Ekonomi Gazetesi yazarı Alaattin Aktaş, sosyal medya hesabından yaptığı bir paylaşımla takipçilerini hem istatistiksel bir gerçekle yüzleştirdi hem de hayatın anlamı üzerine derin bir sorgulamaya davet etti. "İnsan öleceğini bilen tek canlı. Ama ne zaman, işte o belli değil," diyerek söze başlayan Aktaş, "İşte yaşımız ve işte kalan muhtemel zamanımız!" notuyla, yaşa göre kalan muhtemel ömrü gösteren çarpıcı bir tablo paylaştı.
İŞTE YAŞINIZA GÖRE KALAN MUHTEMEL ZAMANINIZ
Aktaş'ın paylaştığı ve TÜİK verilerine dayanan tablo, farklı yaş gruplarındaki insanların önünde istatistiksel olarak ne kadar zaman kaldığını gözler önüne seriyor. İşte o tablodan bazı çarpıcı veriler:
- 20 Yaşındaki Bir Gencin Kalan Ömrü: 59,5 yıl (Toplam beklenen ömür: 79,5 yıl)

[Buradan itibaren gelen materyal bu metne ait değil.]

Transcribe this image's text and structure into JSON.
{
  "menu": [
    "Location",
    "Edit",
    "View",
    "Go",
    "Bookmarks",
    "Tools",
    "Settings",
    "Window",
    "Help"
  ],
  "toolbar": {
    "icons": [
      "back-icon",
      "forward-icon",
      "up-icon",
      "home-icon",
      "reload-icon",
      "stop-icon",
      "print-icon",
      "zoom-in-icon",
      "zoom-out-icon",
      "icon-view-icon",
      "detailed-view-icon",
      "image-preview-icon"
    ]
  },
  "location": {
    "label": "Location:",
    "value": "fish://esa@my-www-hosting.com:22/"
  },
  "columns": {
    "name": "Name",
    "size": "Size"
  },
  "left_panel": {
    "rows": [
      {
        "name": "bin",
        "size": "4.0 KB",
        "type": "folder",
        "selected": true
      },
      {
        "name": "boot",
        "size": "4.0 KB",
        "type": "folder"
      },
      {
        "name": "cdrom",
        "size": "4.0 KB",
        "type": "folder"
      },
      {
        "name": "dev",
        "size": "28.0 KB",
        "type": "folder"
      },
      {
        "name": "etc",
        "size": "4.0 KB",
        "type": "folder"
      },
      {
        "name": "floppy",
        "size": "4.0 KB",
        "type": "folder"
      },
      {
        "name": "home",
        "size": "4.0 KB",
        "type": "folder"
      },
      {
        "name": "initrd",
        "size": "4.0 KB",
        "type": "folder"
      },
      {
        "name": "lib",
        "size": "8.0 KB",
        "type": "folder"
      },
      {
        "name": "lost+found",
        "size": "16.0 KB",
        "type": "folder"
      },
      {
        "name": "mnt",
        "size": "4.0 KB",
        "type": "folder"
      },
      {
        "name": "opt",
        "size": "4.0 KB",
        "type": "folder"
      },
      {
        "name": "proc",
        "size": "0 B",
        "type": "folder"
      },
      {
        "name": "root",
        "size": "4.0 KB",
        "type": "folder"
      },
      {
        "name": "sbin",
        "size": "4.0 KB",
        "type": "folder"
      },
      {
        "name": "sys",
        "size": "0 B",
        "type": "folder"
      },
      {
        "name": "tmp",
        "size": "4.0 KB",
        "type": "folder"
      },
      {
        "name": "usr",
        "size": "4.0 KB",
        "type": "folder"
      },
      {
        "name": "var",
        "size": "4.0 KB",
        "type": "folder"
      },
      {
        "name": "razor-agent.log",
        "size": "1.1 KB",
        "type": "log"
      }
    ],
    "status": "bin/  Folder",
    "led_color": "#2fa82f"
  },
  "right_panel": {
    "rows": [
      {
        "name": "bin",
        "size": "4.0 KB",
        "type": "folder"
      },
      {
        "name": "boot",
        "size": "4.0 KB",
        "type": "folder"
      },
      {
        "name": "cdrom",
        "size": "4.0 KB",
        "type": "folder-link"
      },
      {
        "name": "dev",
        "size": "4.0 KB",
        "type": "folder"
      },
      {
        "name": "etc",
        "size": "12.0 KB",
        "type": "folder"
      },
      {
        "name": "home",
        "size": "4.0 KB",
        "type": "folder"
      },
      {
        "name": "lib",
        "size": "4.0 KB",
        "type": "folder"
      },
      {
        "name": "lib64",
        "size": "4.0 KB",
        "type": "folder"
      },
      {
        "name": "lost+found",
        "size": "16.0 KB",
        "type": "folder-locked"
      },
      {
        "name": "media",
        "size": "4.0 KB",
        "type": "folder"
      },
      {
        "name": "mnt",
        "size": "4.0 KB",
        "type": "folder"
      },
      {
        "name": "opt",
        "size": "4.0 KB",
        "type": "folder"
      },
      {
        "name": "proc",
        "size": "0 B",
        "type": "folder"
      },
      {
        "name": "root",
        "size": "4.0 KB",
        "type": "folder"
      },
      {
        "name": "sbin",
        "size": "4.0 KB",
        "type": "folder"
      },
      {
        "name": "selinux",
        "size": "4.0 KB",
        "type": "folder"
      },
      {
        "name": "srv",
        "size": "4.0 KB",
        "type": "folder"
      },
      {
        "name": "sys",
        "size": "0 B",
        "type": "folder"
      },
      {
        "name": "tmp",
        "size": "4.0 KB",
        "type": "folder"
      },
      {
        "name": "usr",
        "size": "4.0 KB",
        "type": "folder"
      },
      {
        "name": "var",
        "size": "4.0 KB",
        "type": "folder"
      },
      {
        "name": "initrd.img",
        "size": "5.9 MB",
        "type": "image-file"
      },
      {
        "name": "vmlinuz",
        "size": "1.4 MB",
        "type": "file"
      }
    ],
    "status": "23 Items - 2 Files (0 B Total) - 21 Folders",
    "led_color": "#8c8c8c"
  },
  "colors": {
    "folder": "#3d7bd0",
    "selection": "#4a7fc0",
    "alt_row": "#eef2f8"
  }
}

- 40 Yaşındaki Birinin Kalan Ömrü: 40,3 yıl (Toplam beklenen ömür: 80,3 yıl)
- 50 Yaşındaki Birinin Kalan Ömrü: 30,9 yıl (Toplam beklenen ömür: 80,9 yıl)
- 60 Yaşındaki Birinin Kalan Ömrü: 22,1 yıl (Toplam beklenen ömür: 82,1 yıl)
- 70 Yaşındaki Birinin Kalan Ömrü: 14,3 yıl (Toplam beklenen ömür: 84,3 yıl)
Tablodaki en ilginç detaylardan biri ise, yaş ilerledikçe toplam beklenen ömrün de artması. Bu durum, belirli bir yaşa ulaşan bireylerin o yaşa kadarki hayati riskleri atlatmış olmasından kaynaklanıyor.

AKTAŞ'TAN ZENGİLERE VE POLİTİKACILARA ZOR SORULAR
Alaattin Aktaş, bu istatistiksel gerçeği paylaştıktan sonra, insanları hayatlarındaki öncelikleri sorgulamaya iten şu felsefi soruları sordu:
"Acaba insanlar kaç yıl ömürleri kaldığını bilse hayata biraz farklı mı bakardı? Örneğin dünyalar kadar serveti olan bazı iş insanları yeni servetler uğruna doğayı, ormanı katletmekten kaçınır mıydı? Örneğin bazı politikacılar koltuk hırsını ikinci plana atabilir miydi?"
Bu sorularla Aktaş, kalan zamanın bilinmesinin, hırsları ve öncelikleri nasıl değiştirebileceğine dikkat çekti. Paylaşım, sosyal medyada kısa sürede yayılarak birçok kullanıcının kendi hayatını ve kalan zamanını sorguladığı bir tartışma başlattı.